Always fun to learn about a tumblr friends surprise special interest
We all hear about the hatemail and PVP, but this site is also unmatched for activating a trap card.
i cannot BELIEVE i haven't posted this here. This was almost THREE YEARS AGO.
Please enjoy my accidental magnum opus.
on the topic of humans being the intergalactic “hold my beer” species: imagine an alien stepping onto a human starship and seeing a space roomba™ with a knife duct taped onto it, just wandering around the ship
it doesn’t have any special intelligence. it’s just a normal space roomba. there are other space roombas on the ship and they don’t have knives. it’s just this one. knife space roomba has full clearance to every room in the ship. occasionally crew members will be talking and then suddenly swear and clutch their ankle. knife space roomba putters off, leaving them to their mild stab wounds.
“what is the point?” asks the alien as another crew member casually steps over the knife-wielding robot. “is it to test your speed and agility?”
“no it doesn’t really go that fast,” replies the captain.
“does it teach you to stay ever-vigilant?”
“I mean I guess so but that’s more of a side effect.”
“does it weed out the weak? does it protect you from invaders? do repeated stabbings let your species heal more quickly in the future?”
“it doesn’t stab very hard, it gets us more than it gets our enemies, and no, but that sounds cool — someone write that down.”
“but then what is its purpose?”
“I don’t know,” the captain says, leaning down to give the space roomba an affectionate pat. “it just seemed cool”
this is the dumbest idea I’ve ever heard but I thought about it for five seconds and realized that if I were, say, a random communications officer onboard this ship and someone taped a knife to a roomba it would take maybe three weeks before even I was inordinately fond of Stabby. I would be proud of Stabby when I met up with my other spacefleet friends for space coffee, I would tell them about the time Stabby got the second mate in the ankle five seconds before the fleet admiral beamed on board and she swore in seven different languages in front of high command.

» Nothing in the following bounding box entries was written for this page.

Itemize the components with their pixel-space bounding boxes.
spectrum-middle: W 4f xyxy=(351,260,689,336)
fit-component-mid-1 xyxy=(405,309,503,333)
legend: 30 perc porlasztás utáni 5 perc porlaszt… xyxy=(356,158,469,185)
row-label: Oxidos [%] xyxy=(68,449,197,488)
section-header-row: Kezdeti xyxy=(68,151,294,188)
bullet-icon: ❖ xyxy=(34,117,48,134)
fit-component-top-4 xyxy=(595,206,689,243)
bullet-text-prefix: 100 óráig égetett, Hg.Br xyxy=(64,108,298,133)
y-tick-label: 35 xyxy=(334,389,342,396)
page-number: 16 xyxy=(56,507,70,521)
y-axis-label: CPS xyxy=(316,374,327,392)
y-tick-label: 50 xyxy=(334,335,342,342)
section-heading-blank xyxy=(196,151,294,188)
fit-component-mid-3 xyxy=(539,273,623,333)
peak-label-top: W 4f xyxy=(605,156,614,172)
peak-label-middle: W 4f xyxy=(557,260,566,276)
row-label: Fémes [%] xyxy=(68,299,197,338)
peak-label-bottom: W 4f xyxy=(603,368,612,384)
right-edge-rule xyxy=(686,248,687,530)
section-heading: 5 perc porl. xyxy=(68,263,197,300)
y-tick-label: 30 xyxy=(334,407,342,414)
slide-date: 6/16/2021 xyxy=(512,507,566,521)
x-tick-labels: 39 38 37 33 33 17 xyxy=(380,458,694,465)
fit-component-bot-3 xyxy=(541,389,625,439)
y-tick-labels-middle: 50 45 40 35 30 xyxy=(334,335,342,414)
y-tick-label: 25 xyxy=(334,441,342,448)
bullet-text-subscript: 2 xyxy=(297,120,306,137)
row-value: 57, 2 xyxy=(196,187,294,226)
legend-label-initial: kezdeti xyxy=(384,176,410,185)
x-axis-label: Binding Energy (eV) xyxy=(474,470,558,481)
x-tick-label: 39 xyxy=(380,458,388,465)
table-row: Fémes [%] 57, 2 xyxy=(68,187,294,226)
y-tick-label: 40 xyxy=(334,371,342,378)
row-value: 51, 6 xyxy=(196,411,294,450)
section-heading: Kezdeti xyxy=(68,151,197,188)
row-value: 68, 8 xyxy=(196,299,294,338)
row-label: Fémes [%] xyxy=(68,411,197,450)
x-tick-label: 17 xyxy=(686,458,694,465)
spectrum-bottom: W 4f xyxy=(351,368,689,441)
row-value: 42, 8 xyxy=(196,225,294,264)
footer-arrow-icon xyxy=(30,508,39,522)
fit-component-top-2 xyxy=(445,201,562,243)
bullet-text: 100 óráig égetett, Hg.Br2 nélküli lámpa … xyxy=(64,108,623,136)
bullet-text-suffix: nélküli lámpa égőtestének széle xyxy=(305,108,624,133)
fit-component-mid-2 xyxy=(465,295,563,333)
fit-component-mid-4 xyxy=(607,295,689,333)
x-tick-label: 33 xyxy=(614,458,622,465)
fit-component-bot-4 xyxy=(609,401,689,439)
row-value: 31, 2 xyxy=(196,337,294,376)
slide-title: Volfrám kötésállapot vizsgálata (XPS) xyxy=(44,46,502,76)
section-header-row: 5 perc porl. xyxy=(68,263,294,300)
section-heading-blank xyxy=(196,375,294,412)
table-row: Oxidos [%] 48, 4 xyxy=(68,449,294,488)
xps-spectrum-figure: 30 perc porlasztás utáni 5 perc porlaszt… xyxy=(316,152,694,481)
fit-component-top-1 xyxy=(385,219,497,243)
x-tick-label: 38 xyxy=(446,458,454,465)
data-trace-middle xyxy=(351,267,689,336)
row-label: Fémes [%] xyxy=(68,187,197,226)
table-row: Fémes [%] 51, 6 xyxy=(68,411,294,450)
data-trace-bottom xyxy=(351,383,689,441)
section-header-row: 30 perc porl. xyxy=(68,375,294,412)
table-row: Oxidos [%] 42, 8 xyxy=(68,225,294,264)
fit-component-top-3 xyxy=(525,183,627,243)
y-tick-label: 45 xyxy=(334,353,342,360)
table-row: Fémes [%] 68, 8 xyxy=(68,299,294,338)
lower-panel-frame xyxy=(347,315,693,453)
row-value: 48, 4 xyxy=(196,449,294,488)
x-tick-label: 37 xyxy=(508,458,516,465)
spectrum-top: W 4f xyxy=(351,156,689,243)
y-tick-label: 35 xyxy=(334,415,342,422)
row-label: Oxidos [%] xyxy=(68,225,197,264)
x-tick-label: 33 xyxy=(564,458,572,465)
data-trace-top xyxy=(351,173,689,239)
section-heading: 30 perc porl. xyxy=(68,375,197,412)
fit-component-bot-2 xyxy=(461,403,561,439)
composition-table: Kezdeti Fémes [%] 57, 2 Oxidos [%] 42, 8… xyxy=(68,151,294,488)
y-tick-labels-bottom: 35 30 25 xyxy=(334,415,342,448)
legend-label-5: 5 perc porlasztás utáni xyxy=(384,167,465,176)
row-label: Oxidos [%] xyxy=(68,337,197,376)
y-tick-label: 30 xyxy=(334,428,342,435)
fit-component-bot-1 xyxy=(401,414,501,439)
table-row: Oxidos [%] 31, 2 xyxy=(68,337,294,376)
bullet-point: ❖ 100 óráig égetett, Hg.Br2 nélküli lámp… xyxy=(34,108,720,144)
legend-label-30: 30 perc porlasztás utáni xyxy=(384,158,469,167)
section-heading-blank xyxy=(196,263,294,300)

also by the fourth day Stabby would be in the ship’s log, he’d have little painted-on insignia, people would salute him as he went by, and someone would hook up a twitter account to tweet maniacal laughter and/or a truly terrible knock-knock joke every time he managed to nick someone.
Omg so the ting I typed up might actually happen this is gold
How did it get clearance to every room? The gruff security commander is watching the footage from the ‘admiral incident.’ Some obscure camera angle finally catches Stabby in the act. “Someone get me the number of that space roomba™.”
“But sir, the crew, they… we… sorta have a soft spot for the little thing…”
“I know. I’m going to give it full access to the whole ship. Should be a riot when those Zendarians visit again.”
I meant to add this several thousand notes ago but better late than never, right?
Rithlen was not having a good galactic-standard week.
First, xe got stationed on a human starship as an ambassador for xyr race. Xyr supervisor had always had it out for xem, but this was a new sort of psychological torture. Everyone in the galaxy knew humans were a strange, illogical species. Now Rithlen had to put up with their strange customs, including the small robot with a weapon. The humans didn’t even seem phased by it. They just stepped over the robot. They actually seemed fond of the thing! They named it Stabby.
‘Humans are very strange,’ Rithlen often thought to xemself, ‘in the way they hold affection for a nonsentient piece of machinery designed to hurt them.’ The threat would be neutralized if they would just remove the tape holding the knife, but when xe mentioned the idea to some of the humans, they seemed horrified and offended by the idea.
Rithlen quickly learned to keep one of xyr feelers near the ground, scanning for the vibrations of the small machine.